Power, S. C. & Davies, G. M. & Wainwright, C. E. & Marsh, M. & Bakker, J. D.
Contact email(s)

Publication language
USA & Washington


Many ecosystems are experiencing increased fire frequencies and species invasions that can erode their resilience and cause a shift to alternative states. In the sagebrush-steppe, a semi-arid shrubland ecosystem in North America, restoration treatments are often implemented following wildfire to enhance their resilience to invasion. However, little is known about the long-term effectiveness of these treatments.
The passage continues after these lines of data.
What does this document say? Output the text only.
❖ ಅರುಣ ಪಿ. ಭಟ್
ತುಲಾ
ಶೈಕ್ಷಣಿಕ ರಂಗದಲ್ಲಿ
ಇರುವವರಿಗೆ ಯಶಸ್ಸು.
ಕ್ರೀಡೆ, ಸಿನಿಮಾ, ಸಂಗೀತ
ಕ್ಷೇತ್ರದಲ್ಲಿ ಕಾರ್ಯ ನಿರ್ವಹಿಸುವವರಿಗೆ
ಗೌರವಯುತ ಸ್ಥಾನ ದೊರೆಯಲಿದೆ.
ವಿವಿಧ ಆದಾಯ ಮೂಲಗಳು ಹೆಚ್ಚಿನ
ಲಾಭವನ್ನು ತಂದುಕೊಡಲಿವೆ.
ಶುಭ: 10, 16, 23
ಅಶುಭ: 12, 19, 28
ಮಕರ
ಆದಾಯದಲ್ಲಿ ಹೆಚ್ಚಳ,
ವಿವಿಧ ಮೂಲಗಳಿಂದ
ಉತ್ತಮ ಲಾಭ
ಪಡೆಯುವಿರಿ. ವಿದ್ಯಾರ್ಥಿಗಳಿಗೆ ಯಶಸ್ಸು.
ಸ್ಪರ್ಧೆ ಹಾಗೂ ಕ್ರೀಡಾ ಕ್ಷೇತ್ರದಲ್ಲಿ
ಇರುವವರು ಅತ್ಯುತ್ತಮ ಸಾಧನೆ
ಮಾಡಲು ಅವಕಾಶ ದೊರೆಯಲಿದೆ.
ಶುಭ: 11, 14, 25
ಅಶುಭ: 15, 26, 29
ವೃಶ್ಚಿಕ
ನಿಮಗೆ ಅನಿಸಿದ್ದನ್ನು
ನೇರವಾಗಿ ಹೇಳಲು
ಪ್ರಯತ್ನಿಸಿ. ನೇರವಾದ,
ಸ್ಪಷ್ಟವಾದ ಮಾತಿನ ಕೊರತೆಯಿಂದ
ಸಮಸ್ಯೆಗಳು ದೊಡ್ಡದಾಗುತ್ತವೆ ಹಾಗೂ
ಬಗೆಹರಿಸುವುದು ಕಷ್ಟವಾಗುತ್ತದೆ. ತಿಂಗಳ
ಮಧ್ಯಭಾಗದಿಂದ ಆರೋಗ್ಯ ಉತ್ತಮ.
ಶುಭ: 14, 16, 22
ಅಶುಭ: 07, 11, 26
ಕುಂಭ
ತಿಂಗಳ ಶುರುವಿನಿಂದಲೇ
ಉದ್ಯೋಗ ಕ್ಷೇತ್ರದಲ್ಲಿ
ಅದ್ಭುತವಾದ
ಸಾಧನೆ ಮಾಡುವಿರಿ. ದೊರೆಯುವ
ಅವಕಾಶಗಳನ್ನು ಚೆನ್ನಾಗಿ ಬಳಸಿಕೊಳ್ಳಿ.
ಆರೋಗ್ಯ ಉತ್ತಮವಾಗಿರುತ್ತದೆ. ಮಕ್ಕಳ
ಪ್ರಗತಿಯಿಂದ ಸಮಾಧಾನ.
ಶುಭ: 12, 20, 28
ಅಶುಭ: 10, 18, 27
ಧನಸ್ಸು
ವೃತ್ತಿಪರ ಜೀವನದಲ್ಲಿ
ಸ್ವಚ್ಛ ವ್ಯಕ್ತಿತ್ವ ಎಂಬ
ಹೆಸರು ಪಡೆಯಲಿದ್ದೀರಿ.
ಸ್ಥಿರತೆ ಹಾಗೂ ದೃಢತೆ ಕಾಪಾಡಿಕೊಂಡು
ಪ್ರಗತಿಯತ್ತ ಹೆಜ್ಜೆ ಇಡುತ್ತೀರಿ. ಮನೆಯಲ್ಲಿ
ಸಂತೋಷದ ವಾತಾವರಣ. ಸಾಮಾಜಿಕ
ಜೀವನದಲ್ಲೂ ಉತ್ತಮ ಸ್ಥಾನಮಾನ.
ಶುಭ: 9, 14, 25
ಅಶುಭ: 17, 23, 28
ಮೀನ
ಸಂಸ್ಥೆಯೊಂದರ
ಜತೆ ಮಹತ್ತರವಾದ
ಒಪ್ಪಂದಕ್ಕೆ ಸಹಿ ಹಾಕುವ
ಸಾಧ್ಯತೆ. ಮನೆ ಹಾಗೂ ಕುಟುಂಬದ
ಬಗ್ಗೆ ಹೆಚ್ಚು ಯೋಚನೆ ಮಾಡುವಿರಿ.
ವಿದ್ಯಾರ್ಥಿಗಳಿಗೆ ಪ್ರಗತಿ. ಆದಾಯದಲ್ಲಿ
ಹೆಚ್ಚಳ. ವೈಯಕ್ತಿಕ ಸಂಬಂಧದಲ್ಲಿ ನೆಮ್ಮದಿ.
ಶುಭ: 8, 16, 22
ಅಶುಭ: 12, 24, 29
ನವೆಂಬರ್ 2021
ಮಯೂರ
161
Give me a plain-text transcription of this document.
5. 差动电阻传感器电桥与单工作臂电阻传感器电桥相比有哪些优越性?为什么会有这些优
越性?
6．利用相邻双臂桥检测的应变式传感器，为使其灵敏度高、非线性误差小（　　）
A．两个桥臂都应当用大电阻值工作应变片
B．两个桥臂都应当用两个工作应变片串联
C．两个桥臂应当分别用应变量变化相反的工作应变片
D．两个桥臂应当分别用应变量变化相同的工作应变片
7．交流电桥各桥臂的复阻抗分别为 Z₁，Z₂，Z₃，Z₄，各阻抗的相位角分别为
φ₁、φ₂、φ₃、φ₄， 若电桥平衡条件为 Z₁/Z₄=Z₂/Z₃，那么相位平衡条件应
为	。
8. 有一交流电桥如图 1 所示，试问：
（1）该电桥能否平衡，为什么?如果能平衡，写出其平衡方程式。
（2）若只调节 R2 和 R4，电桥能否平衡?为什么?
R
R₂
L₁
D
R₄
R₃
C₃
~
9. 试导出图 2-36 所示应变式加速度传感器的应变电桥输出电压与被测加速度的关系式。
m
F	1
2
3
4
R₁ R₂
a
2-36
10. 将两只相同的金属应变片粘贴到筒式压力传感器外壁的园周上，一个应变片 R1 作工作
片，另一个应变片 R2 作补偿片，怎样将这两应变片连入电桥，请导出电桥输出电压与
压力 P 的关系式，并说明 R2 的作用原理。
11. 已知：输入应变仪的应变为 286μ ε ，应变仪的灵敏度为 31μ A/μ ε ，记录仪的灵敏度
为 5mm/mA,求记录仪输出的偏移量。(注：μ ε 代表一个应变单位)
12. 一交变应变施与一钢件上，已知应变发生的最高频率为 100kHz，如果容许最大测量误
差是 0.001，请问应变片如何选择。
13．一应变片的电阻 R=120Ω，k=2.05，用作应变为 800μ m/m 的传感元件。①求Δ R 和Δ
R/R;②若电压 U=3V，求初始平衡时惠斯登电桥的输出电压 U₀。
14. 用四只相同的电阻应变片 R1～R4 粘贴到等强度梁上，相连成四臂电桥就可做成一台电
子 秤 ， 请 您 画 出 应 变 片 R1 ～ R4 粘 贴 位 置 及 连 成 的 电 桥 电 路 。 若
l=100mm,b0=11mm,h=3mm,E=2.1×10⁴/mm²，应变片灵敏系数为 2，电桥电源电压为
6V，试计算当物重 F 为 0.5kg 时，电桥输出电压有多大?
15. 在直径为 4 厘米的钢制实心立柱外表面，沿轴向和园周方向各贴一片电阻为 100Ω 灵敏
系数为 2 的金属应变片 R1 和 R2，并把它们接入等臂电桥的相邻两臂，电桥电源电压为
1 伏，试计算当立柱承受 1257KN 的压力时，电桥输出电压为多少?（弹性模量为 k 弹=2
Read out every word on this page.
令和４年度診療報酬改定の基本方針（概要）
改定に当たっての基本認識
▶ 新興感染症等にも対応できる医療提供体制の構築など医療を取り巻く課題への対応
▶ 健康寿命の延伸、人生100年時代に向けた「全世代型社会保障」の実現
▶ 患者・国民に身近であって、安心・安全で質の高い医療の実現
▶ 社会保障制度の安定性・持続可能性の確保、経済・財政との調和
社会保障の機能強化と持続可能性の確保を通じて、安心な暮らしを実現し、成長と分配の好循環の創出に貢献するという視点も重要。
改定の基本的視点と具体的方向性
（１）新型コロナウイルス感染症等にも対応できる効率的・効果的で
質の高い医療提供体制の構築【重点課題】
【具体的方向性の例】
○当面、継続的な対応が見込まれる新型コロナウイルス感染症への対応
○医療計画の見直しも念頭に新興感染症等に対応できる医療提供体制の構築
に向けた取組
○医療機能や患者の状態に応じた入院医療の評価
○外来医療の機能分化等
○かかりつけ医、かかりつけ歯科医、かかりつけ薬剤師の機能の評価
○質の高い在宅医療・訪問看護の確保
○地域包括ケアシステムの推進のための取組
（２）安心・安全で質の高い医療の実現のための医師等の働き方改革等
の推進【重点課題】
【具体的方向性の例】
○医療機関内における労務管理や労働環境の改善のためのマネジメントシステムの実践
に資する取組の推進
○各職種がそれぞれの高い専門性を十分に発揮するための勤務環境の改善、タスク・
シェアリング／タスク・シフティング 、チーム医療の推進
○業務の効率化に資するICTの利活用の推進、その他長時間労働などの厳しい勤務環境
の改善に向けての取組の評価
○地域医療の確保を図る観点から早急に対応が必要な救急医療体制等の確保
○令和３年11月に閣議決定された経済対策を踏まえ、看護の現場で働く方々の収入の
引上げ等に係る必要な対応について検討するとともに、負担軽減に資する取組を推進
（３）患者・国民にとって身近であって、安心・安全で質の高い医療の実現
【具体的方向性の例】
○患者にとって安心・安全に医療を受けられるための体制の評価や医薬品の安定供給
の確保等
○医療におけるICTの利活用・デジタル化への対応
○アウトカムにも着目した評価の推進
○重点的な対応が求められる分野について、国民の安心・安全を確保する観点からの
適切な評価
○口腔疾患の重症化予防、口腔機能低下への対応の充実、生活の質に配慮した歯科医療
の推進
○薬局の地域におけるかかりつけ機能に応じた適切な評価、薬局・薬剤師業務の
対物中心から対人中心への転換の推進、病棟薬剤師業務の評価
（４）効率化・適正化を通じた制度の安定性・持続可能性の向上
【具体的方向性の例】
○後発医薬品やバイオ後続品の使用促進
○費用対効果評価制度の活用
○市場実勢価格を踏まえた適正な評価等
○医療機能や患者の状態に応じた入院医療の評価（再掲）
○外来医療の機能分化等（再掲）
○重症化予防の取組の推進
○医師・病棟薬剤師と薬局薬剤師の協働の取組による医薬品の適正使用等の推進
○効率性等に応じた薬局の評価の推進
We investigated whether repeated restoration efforts provide greater resilience in sagebrush-steppe communities initially dominated by species with different post-fire regeneration traits and subjected to compounding wildfires and invasion by Bromus tectorum over 25 years. We studied 37 permanent transects (Columbia Basin, Washington, USA) in which species abundance was recorded multiple times from 1992 to 2017. We quantified community change and its relationship with fire, restoration, and moisture availability. Resilience was evaluated by quantifying community resistance and stability indices. The greatest change occurred in communities where the obligate seeding shrub Artemisia tridentata was initially common. Repeated fires led to the extirpation of this shrub and eventual dominance of B. tectorum. Herbicide applications temporarily suppressed B. tectorum post-fire. Seeding treatments and above average precipitation initially increased native cover. Although communities where resprouting species were common showed the least change, repeated fires did lead to a gradual but substantial decline (86%) in resprouting shrubs. Synthesis and applications. Our findings show that repeated restoration efforts, together with elevated precipitation, can support native species re-establishment in systems experiencing altered disturbance regimes and species invasions. Our unique long-term dataset demonstrates, however, that many such interventions have short-lived effects due to the strong 'unhelpful resilience' of highly invaded systems. This implicitly suggests that many such systems have experienced fundamental shifts in ecosystem state. The likelihood of this occurring is strongly associated with the dominant species post-fire regeneration traits. We predict that community composition and resilience will continue to degrade in the sagebrush-steppe unless management prioritizes fire suppression and an adaptive restoration approach that considers resource availability.